Independent national charity, SANE Australia, has kicked off Schizophrenia Awareness Week by increasing promotion of their "Signs" advertising campaign. It is aimed at highlighting possible signs of mental illness and encouraging people to get help.
SANE Australia Executive Director Barbara Hocking said it was important to make people more aware of what it meant to be affected by schizophrenia.
"Friends and family are often the first people to notice the changes in behaviour or thinking that can be early signs of mental illness. SANE encourages people to have the confidence to act on their concerns as soon as possible and simplify what can be an overwhelming process by providing clear information and advice," Ms Hocking said.

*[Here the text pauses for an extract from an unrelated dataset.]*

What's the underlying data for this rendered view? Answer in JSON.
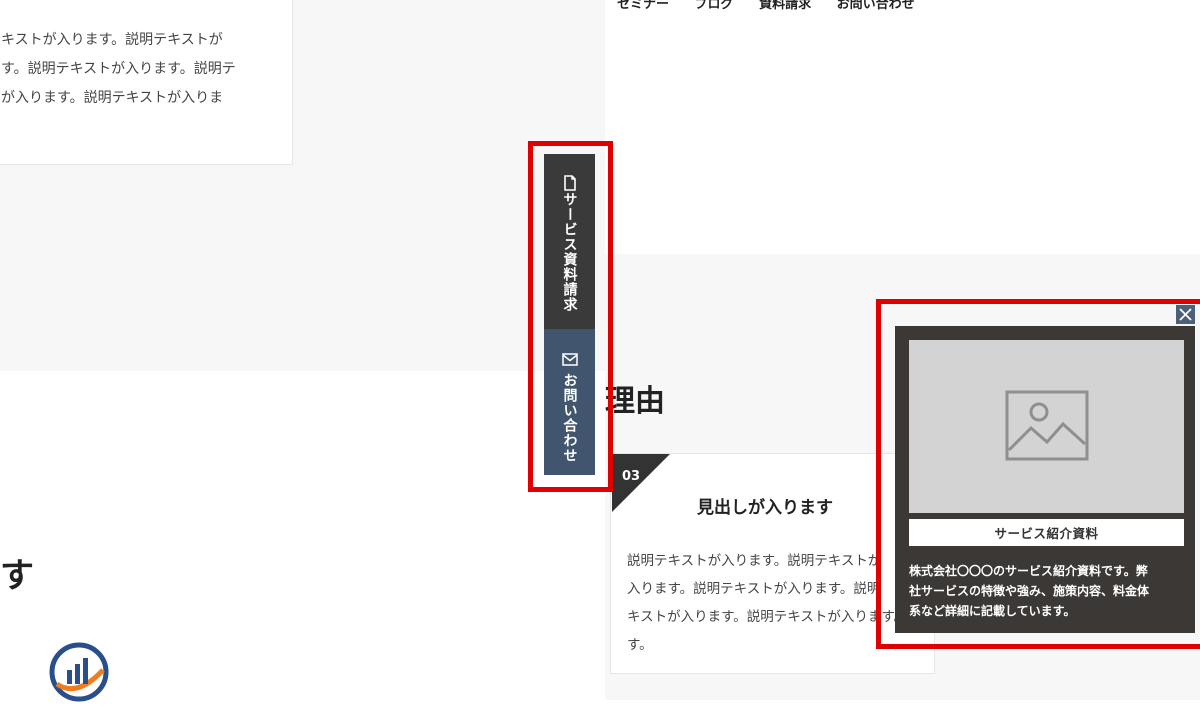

"We intend to communicate this message through the media and the community and anywhere that raises the issue and gets people thinking about it."
Schizophrenia affects the normal functioning of the brain, interfering with a person’s ability to think, feel and act. Without proper treatment, people with schizophrenia experience hallucinations and are constantly plagued by disordered and confused thinking. Roughly one in a hundred people will develop schizophrenia at some time in their lives, usually in their late teens or early twenties and the causes are not completely understood.
Currently treatment avenues involve a combination of medication and community support.
Schizophrenia awareness week will also involve promotion of the support network that exists for people suffering from schizophrenia. This includes information, accommodation, assistance with finding suitable work, training and education, psychosocial rehabilitation and mutual support groups.
Understanding and acceptance within the community will also be promoted.
Other events for the week include a symposium to discuss mental health reforms and a parliamentary luncheon with professor Cynthia Shannon Welckert of the Schizophrenia Research Institute. Both of these events are supported by the Schizophrenia Fellowship of NSW.
Ms Hocking said the government was central to raising schizophrenia awareness and providing treatment avenues.
"SANE is always campaigning for effective resources, services and treatments for people affected by mental illness, the government is a key part of that," she said.
Ms Hocking said the SANE website and freecall helpline were available to people who wanted advice from trained advisors about treatment and support or for those who wanted to know more about the signs of schizophrenia.